As someone who likes to know, who likes to plan, this was deeply uncomfortable. But it was also an invitation to trust. To trust that things would work out. To trust that if I needed to respond, I would.

And eventually, I did what I rarely do in the middle of the day: I had a nap. 

Then after that, In the absence of tech and structure, I did three things:

  1. I scrubbed the mosaic grout in the bathroom shower - a job I’d been putting off forever

  2. I cooked a chicken curry on our gas stove, using a recipe passed down from my friend Molly’s mum and shared with with hubby and friend.

  3. We sat outside by candlelight and watched the sunset over the valley in stillness - with no artificial light and no digital noise

And it was… beautiful. Weird, uncomfortable but beautiful and I realised that I was so lucky to be where I was right now despite the uncertainty.
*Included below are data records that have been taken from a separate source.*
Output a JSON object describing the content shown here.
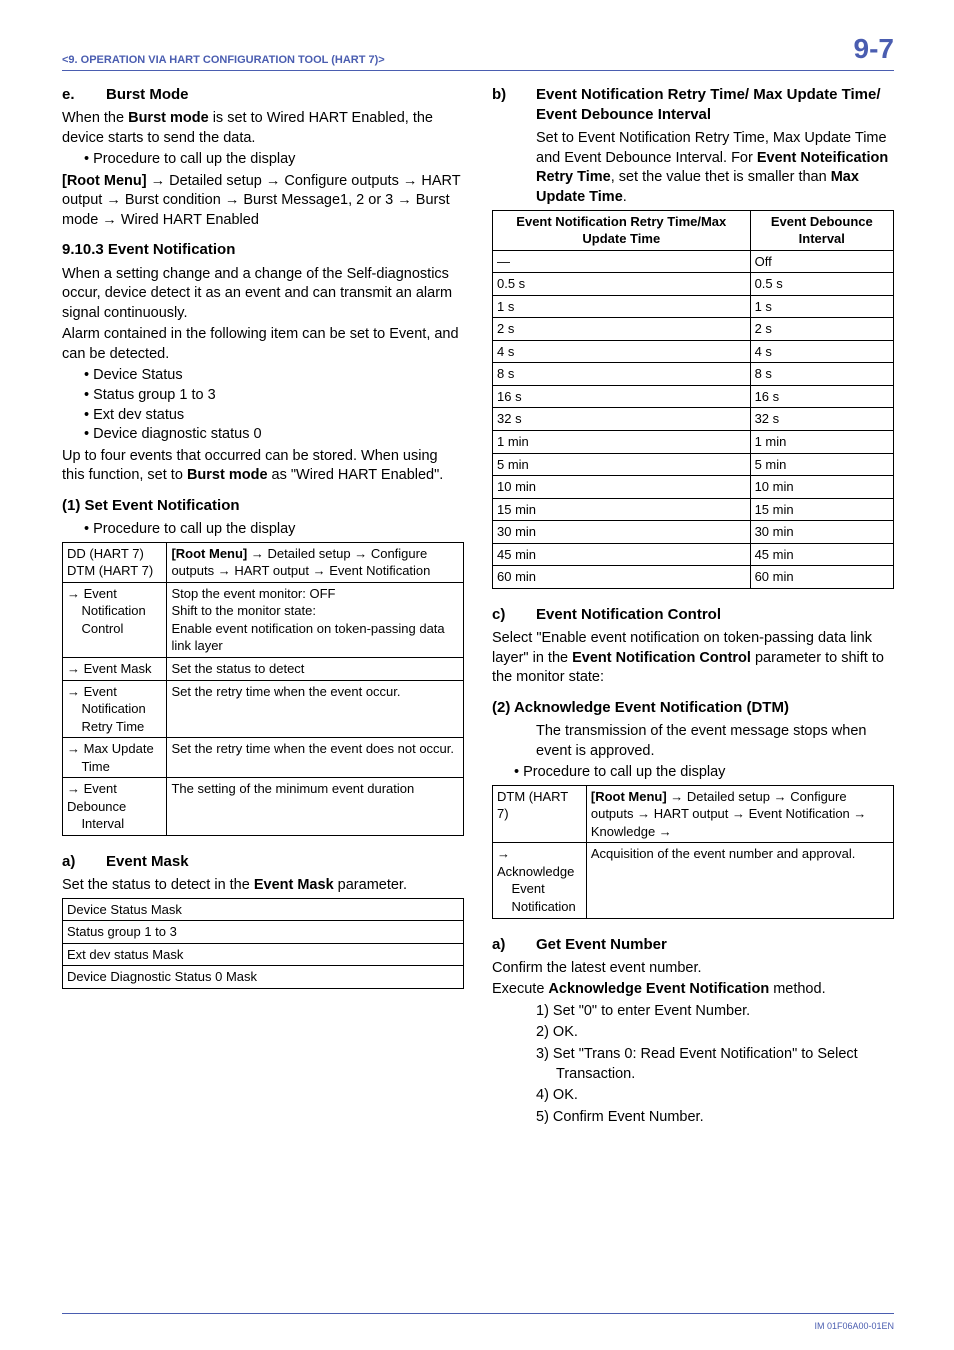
{
  "header": {
    "chapter": "<9.  OPERATION VIA HART CONFIGURATION TOOL (HART 7)>",
    "page": "9-7"
  },
  "left": {
    "e_title": "Burst Mode",
    "e_p1a": "When the ",
    "e_p1b": "Burst mode",
    "e_p1c": " is set to Wired HART Enabled, the device starts to send the data.",
    "e_bul1": "Procedure to call up the display",
    "e_nav1": "[Root Menu]",
    "e_nav2": " → Detailed setup → Configure outputs → HART output → Burst condition → Burst Message1, 2 or 3 → Burst mode → Wired HART Enabled",
    "s9103_title": "9.10.3 Event Notification",
    "s9103_p1": "When a setting change and a change of the Self-diagnostics occur, device detect it as an event and can transmit an alarm signal continuously.",
    "s9103_p2": "Alarm contained in the following item can be set to Event, and can be detected.",
    "s9103_items": [
      "Device Status",
      "Status group 1 to 3",
      "Ext dev status",
      "Device diagnostic status 0"
    ],
    "s9103_p3a": "Up to four events that occurred can be stored. When using this function, set to ",
    "s9103_p3b": "Burst mode",
    "s9103_p3c": " as \"Wired HART Enabled\".",
    "set_evt_title": "(1) Set Event Notification",
    "set_evt_bul": "Procedure to call up the display",
    "t1": {
      "rows": [
        [
          "DD (HART 7)\nDTM (HART 7)",
          "<b>[Root Menu]</b> → Detailed setup → Configure outputs → HART output → Event Notification"
        ],
        [
          "→ Event\n    Notification\n    Control",
          "Stop the event monitor: OFF\nShift to the monitor state:\nEnable event notification on token-passing data\nlink layer"
        ],
        [
          "→ Event Mask",
          "Set the status to detect"
        ],
        [
          "→ Event\n    Notification\n    Retry Time",
          "Set the retry time when the event occur."
        ],
        [
          "→ Max Update\n    Time",
          "Set the retry time when the event does not occur."
        ],
        [
          "→ Event Debounce\n    Interval",
          "The setting of the minimum event duration"
        ]
      ]
    },
    "a_title": "Event Mask",
    "a_p1a": "Set the status to detect in the ",
    "a_p1b": "Event Mask",
    "a_p1c": " parameter.",
    "t2_rows": [
      "Device Status Mask",
      "Status group 1 to 3",
      "Ext dev status Mask",
      "Device Diagnostic Status 0 Mask"
    ]
  },
  "right": {
    "b_title": "Event Notification Retry Time/ Max Update Time/ Event Debounce Interval",
    "b_p1a": "Set to Event Notification Retry Time, Max Update Time and Event Debounce Interval. For ",
    "b_p1b": "Event Noteification Retry Time",
    "b_p1c": ", set the value thet is smaller than ",
    "b_p1d": "Max Update Time",
    "b_p1e": ".",
    "t3_head": [
      "Event Notification Retry Time/Max Update Time",
      "Event Debounce Interval"
    ],
    "t3_rows": [
      [
        "—",
        "Off"
      ],
      [
        "0.5 s",
        "0.5 s"
      ],
      [
        "1 s",
        "1 s"
      ],
      [
        "2 s",
        "2 s"
      ],
      [
        "4 s",
        "4 s"
      ],
      [
        "8 s",
        "8 s"
      ],
      [
        "16 s",
        "16 s"
      ],
      [
        "32 s",
        "32 s"
      ],
      [
        "1 min",
        "1 min"
      ],
      [
        "5 min",
        "5 min"
      ],
      [
        "10 min",
        "10 min"
      ],
      [
        "15 min",
        "15 min"
      ],
      [
        "30 min",
        "30 min"
      ],
      [
        "45 min",
        "45 min"
      ],
      [
        "60 min",
        "60 min"
      ]
    ],
    "c_title": "Event Notification Control",
    "c_p1a": "Select \"Enable event notification on token-passing data link layer\" in the ",
    "c_p1b": "Event Notification Control",
    "c_p1c": " parameter to shift to the monitor state:",
    "ack_title": "(2) Acknowledge Event Notification (DTM)",
    "ack_p1": "The transmission of the event message stops when event is approved.",
    "ack_bul": "Procedure to call up the display",
    "t4": {
      "rows": [
        [
          "DTM (HART 7)",
          "<b>[Root Menu]</b> → Detailed setup → Configure outputs → HART output → Event Notification → Knowledge →"
        ],
        [
          "→ Acknowledge\n    Event\n    Notification",
          "Acquisition of the event number and approval."
        ]
      ]
    },
    "a2_title": "Get Event Number",
    "a2_p1": "Confirm the latest event number.",
    "a2_p2a": "Execute ",
    "a2_p2b": "Acknowledge Event Notification",
    "a2_p2c": " method.",
    "steps": [
      "1) Set \"0\" to enter Event Number.",
      "2) OK.",
      "3) Set \"Trans 0: Read Event Notification\" to Select Transaction.",
      "4) OK.",
      "5) Confirm Event Number."
    ]
  },
  "footer": "IM 01F06A00-01EN"
}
This wasn’t a pause I chose. It was a pause enforced by circumstance. But like so many things we resist, it had wisdom to offer. Here’s what I learned:

  • Pausing isn’t peaceful at first - especially when your nervous system is addicted to doing
  • Pausing brings new insights - at deeper levels
  • What we worry about isn’t usually what undoes us - we stress about emails or deadlines, but sometimes unexpected is what bites us in the bum.

I’ve spent years exploring burnout, stuckness and the disconnection that so many of us feel in midlife. And one thing is clear:

We don’t just need rest. We need space to hear ourselves again.

But most of us fill every gap. We call it multitasking. We call it being efficient. But often, it’s just fear in disguise.

Fear of stillness. Fear of hearing the truth we’ve been too busy to face. Fear of realising we’re not quite where we want to be.

That’s what happened to me during that power cut. Not a breakdown, not a breakthrough - just a slow, slightly uncomfortable, utterly necessary reconnection.

So… what?

The experience reminded me why I do what I do.

Because most of us don’t need to burn everything down. We just need to stop long enough to notice what’s not working - and begin to imagine what might.

That’s the space I create in my coaching. Space to reconnect to what's really important.

In a world that pushes us to do more, faster - choosing to pause is an act of quiet rebellion.

It’s also where your next chapter begins.